Time has accreted innumerable layers and the visitor encounters a rich palimpsest of history, here at one of London’s earliest powerhouses. You stand in the Tudor courtyard admiring its rich diamond-patterned brickwork and the lofty tower entrance, all girded with a fragrant border of lavender at this time of year. Behind this sits the Georgian extension, presenting another face to the wide lawn. Yet even this addition evolved from Palladian in 1752 to Strawberry Hill Gothick in 1766, before losing its fanciful crenellations and towers devised by Stiff Leadbetter to arrive at a piously austere elevation, which it maintains to this day, in 1818.
Among the ecclesiastical incumbents were a number of botanically-inclined bishops whose legacy lives on in the grounds, manifest in noteworthy trees and the restored glasshouses where exotic fruits were grown for presentation to the monarch. In the sixteenth century, Bishop Grindal (1559-1570) sent grapes annually to Elizabeth I, and “The vines at Fulham were of that goodness and perfection beyond others” wrote John Strype. As Head of the Church in the American Colonies, Bishop Henry Compton (1675-1753), sent missionaries to collect seeds and cuttings and, in his thirty-eight tenure, he cultivated a greater variety of trees and shrubs than had previously been seen in any garden in England – including the first magnolia in Europe.
At this time of year, the walled garden proposes the focus of popular attention with its lush vegetable beds interwoven with cosmos, nasturtiums, sweet peas and french marigolds.
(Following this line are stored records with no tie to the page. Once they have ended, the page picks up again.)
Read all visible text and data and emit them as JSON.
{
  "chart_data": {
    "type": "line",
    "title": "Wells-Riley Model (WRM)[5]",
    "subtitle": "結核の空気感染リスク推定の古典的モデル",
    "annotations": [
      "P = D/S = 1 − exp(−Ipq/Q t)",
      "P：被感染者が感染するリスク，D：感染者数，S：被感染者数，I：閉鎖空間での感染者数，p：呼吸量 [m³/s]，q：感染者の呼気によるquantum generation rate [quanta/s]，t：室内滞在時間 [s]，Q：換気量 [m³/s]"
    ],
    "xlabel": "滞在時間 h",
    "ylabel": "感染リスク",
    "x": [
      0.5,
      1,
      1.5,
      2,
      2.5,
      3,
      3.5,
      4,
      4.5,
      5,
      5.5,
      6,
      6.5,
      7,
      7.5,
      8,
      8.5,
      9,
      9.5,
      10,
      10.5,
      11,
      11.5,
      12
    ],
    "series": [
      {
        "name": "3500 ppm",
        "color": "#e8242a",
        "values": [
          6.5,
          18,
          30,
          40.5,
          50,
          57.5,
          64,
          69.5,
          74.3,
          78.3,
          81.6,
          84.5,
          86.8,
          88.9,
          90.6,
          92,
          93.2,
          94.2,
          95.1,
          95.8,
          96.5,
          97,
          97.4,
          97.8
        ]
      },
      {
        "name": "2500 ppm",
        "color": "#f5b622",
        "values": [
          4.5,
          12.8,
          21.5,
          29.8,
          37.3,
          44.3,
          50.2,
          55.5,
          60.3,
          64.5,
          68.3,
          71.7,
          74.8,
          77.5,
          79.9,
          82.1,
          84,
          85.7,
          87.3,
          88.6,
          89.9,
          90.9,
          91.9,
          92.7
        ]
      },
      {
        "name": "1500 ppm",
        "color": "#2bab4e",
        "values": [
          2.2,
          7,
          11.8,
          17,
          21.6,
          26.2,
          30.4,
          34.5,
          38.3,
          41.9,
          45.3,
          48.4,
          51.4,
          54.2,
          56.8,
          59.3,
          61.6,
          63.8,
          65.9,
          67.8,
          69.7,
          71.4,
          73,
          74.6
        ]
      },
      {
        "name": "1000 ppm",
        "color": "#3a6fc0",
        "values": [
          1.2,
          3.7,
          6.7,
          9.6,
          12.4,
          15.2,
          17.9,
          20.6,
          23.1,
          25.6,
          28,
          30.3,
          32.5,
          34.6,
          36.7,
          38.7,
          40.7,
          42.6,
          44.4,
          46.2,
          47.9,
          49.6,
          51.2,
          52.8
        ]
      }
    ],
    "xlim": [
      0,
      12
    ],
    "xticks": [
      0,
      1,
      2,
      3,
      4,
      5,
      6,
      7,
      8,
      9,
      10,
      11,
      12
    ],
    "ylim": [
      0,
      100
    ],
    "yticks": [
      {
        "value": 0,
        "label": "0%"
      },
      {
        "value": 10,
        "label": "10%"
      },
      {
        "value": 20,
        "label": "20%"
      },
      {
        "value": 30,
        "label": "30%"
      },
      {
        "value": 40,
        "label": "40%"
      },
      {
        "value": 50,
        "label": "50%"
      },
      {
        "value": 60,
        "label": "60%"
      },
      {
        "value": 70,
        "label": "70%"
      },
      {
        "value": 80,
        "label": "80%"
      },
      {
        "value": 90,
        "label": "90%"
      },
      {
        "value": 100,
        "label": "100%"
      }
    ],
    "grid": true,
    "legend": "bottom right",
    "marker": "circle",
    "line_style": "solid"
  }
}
A magnificent wisteria of more than a century’s growth shelters an intricate knot garden facing a curved glasshouse, following the line of a mellow old wall, where cucumber, melons and tomatoes and aubergines are ripening.
The place is a sheer wonder and a rare peaceful green refuge at the heart of the city – and everyone can visit for free .
Cucumbers in the glasshouse
Melon in the glasshouse
Five hundred year old Holme Oak
Coachman’s House by William Butterfield
Lodge House in the Gothick style believed to have been designed by Lady Hooley c. 1815
Tudor buildings in the foreground with nineteenth century additions towards the rear.
Sixteenth century gate with original oak doors
The courtyard entrance
Chapel by William Butterfield
Tudor gables
All Saints, Fulham seen from the walled garden
Freshly harvested carrots and vegetable marrows
Ancient yews preside at All Saints Fulham
I do hope that the funding of this magnificent estate is safe and sufficient for the ages to come. It would be a great tragedy were it to be lost to development.
Absolutely beautiful, splendid.
The palace was not “handed over to the public” I am afraid – LB Hammersmith & Fulham Council had to buy a long lease then struggled to find the capital to fund the massive repair bill. Since 2011 it is managed by the Fulham Palace Trust
Oh, how I love this English garden architecture! I would give anything to live in this property… The house, garden and grounds are unbelievably beautiful.
Love & Peace
ACHIM
This is the most beautiful garden! So pleasing to peruse your pics of this perfect garden.